Source: J.D. Power & Associates, February 10, 2010
Customer Satisfaction & Cost Savings with Cash Payments
Companies can satisfy customer demand for cash payments while cutting their costs by accepting cash payments at retailers. Card and ACH payments account for the majority of bill payments, but some customers still prefer to pay with cash. Cash payments have consistently accounted for 4-5% of payments at most companies, but the recession lead to an increase in cash payments. A weaker economy probably lead to a move away from credit card usage, both for demand and supply reasons. Accepting cash payments at a company's office costs $2 per payment on average. For this reason many companies have stopped accepting cash payments at their office and now only accept cash payments when their customers walk in to a retail store, like Wal-Mart. With this model, receiving the payment is free for the company and convenient for the customer. Companies that do not accept cash payments at their own offices see an average of 6% of their customers making cash payments at retailers.
Source: Federal Reserve, Chartwell, April 2011
Most Customers Don't Know If There's a Fee for Payment
Most customers do not know if they pay an additional fee (convenience fee or service fee) for making a bill payment. 90% of customers surveyed right after they paid a fee to make a bill payment mistakenly said that they did not pay a fee. Charging an additional fee for customers to make a payment is commonly done by companies to help them offset the cost of accepting credit and debit cards. For example, 90% of investor owned utilities charge customers a fee for paying their bill with a card. Because most customers do not know whether they are paying a fee, customers are not likely to complain about the fee. A large telecom company found that they could offset the cost of accepting cards without hurting customer satisfaction. They found that when they began charging an additional fee for bill payments they did not see an increase in customer complaints and did not see a decrease in payment volume.
Source: Chartwell, Forrester Research, May 18, 2011
New Payments Mantra: Interoperability
If the tangled web of payment options causes slow payments and manual intervention then interoperability could be the answer. "This is my new payments mantra and it should be yours, too.
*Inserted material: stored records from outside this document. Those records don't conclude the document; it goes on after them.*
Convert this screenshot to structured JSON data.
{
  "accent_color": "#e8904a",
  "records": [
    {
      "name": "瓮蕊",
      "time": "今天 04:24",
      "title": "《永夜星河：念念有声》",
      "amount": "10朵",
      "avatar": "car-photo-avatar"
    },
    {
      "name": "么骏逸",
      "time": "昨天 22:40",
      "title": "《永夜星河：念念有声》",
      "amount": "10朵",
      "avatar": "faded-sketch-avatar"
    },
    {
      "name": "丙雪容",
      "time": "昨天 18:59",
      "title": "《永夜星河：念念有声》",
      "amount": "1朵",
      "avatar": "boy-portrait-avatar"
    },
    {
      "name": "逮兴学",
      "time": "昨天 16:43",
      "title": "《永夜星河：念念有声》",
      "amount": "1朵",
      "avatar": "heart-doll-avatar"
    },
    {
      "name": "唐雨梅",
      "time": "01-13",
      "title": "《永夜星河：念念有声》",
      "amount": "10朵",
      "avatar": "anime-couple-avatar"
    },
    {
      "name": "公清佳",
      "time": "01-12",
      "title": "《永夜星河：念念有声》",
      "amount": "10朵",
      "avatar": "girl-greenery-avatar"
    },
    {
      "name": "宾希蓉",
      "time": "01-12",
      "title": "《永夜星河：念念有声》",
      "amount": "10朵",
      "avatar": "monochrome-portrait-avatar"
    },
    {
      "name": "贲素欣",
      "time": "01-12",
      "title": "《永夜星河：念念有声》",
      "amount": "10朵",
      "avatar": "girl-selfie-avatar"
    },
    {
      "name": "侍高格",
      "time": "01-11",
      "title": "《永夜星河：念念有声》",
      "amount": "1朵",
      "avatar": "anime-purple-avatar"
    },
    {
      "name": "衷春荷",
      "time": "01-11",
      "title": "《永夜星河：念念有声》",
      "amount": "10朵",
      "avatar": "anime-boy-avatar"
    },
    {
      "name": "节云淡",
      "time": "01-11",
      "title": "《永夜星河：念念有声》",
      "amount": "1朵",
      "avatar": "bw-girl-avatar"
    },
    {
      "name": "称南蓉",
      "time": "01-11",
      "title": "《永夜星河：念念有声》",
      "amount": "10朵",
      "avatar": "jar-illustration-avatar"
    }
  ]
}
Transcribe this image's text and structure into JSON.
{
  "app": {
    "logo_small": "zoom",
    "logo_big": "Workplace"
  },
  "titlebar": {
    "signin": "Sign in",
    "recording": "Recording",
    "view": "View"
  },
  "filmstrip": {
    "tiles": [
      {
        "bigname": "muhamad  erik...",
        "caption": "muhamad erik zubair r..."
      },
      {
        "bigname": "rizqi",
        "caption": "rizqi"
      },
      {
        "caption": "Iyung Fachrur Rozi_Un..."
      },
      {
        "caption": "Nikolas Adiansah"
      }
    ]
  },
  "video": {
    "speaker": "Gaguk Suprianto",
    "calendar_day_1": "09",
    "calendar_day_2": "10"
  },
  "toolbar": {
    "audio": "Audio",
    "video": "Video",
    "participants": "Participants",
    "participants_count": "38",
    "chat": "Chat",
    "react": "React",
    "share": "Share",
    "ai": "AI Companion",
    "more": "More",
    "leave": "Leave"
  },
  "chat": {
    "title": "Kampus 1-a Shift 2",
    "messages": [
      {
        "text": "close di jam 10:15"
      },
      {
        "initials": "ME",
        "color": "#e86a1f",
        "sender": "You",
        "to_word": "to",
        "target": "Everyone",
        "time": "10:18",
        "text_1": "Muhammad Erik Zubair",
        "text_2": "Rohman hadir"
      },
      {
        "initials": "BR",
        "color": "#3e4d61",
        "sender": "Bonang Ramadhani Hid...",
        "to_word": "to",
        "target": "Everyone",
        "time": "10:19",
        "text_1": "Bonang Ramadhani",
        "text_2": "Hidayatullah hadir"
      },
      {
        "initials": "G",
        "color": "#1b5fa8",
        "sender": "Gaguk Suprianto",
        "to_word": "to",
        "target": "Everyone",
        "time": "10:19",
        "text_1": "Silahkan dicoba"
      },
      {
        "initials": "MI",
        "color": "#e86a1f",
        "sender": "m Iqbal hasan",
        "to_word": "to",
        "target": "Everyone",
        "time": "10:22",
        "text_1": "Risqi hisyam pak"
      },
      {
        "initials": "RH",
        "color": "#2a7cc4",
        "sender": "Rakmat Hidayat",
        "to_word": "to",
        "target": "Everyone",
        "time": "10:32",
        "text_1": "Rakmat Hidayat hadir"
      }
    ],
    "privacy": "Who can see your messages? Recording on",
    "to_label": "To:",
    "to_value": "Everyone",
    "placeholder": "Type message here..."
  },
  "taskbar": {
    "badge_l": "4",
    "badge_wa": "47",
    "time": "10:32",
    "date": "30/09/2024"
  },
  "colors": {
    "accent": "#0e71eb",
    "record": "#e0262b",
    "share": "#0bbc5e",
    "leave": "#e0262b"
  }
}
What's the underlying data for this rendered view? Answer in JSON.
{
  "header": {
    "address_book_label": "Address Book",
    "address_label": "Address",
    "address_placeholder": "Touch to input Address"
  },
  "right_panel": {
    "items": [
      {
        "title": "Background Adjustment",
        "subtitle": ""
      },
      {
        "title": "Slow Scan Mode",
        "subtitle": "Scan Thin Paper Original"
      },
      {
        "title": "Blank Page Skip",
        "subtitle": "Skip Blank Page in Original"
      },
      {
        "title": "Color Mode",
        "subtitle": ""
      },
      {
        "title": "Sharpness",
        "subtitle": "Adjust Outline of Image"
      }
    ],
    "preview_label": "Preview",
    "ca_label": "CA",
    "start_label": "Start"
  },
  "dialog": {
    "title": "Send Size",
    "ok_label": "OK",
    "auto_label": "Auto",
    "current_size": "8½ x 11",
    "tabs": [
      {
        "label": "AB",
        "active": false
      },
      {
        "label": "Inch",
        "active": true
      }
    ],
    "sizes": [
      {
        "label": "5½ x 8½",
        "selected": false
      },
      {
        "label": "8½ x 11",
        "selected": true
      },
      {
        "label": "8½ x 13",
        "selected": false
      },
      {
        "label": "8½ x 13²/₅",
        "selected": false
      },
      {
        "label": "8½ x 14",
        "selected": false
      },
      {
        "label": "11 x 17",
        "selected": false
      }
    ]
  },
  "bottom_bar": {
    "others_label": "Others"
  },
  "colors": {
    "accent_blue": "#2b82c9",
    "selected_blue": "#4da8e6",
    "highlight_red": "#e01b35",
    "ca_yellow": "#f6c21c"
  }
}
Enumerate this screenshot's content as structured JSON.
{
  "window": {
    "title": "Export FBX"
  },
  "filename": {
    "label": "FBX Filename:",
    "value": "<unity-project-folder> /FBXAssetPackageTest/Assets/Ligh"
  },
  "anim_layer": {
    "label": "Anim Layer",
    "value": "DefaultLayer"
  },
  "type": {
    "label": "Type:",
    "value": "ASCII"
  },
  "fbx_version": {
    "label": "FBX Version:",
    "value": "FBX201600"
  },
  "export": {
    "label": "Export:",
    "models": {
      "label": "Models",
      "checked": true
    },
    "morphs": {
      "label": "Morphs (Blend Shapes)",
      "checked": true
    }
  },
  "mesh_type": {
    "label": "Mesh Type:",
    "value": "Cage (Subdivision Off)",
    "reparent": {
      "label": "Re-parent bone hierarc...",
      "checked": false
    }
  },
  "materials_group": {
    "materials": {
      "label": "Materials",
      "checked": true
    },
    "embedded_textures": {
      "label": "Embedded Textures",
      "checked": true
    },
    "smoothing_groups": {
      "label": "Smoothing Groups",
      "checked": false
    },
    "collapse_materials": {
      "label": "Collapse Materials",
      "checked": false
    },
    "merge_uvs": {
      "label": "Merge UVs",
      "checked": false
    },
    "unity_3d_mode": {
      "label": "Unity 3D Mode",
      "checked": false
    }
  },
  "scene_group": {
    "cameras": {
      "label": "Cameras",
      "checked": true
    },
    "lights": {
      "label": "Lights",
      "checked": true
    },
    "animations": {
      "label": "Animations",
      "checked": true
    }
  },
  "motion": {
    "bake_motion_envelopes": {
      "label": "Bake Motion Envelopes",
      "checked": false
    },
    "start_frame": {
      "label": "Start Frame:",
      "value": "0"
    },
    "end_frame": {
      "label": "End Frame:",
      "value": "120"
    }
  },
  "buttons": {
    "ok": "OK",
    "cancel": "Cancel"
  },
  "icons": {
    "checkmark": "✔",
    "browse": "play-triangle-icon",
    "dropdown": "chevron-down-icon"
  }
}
International transactions, B2B remittance data, supplier networks and all kinds of other payment enablers depend on interoperability. I've been harping on this theme for a few years now (within the context of B2B payments) so I was heartened to see evidence of it gaining traction in a wide range of settings at NACHA," writes Erin McCune of Glenbrook Partners. Whether it's piecing together multiple payment files from online banking bill pay providers, delivering bills through multiple channels or adding a mobile payments option, creating a payments system with interoperability to existing systems can decrease costs.
Source: Payments Views, April 6, 2011
Innovation Reduces Collections Hassles
BillFloat has found a new way for companies to get paid even when their consumers don't have enough money. When consumers don't have enough money to pay their bill, they no longer have to go to a pay day loan location, pay a high interest rate and then go make their payment. BillFloat is a more convenient and lower cost alternative for consumers. Companies get paid immediately with BillFloat, reducing their collection hassles. When a consumer goes to the website to pay their bill, BillFloat pays their bill for them, providing the consumer a real-time short-term loan. The consumer then pays BillFloat back when they have the money. BillFloat was one of 64 innovative companies who presented at the Finovate Spring conference. "A seismic shift is underway in the way financial products services will be offered to people and the way in which people will use them. The surge of innovation here in the Bay Area in fintech will radically and permanently change norms around transacting, saving, spending and investing," wrote Ben Mangan of the Huffington Post after attending the Finovate Spring conference.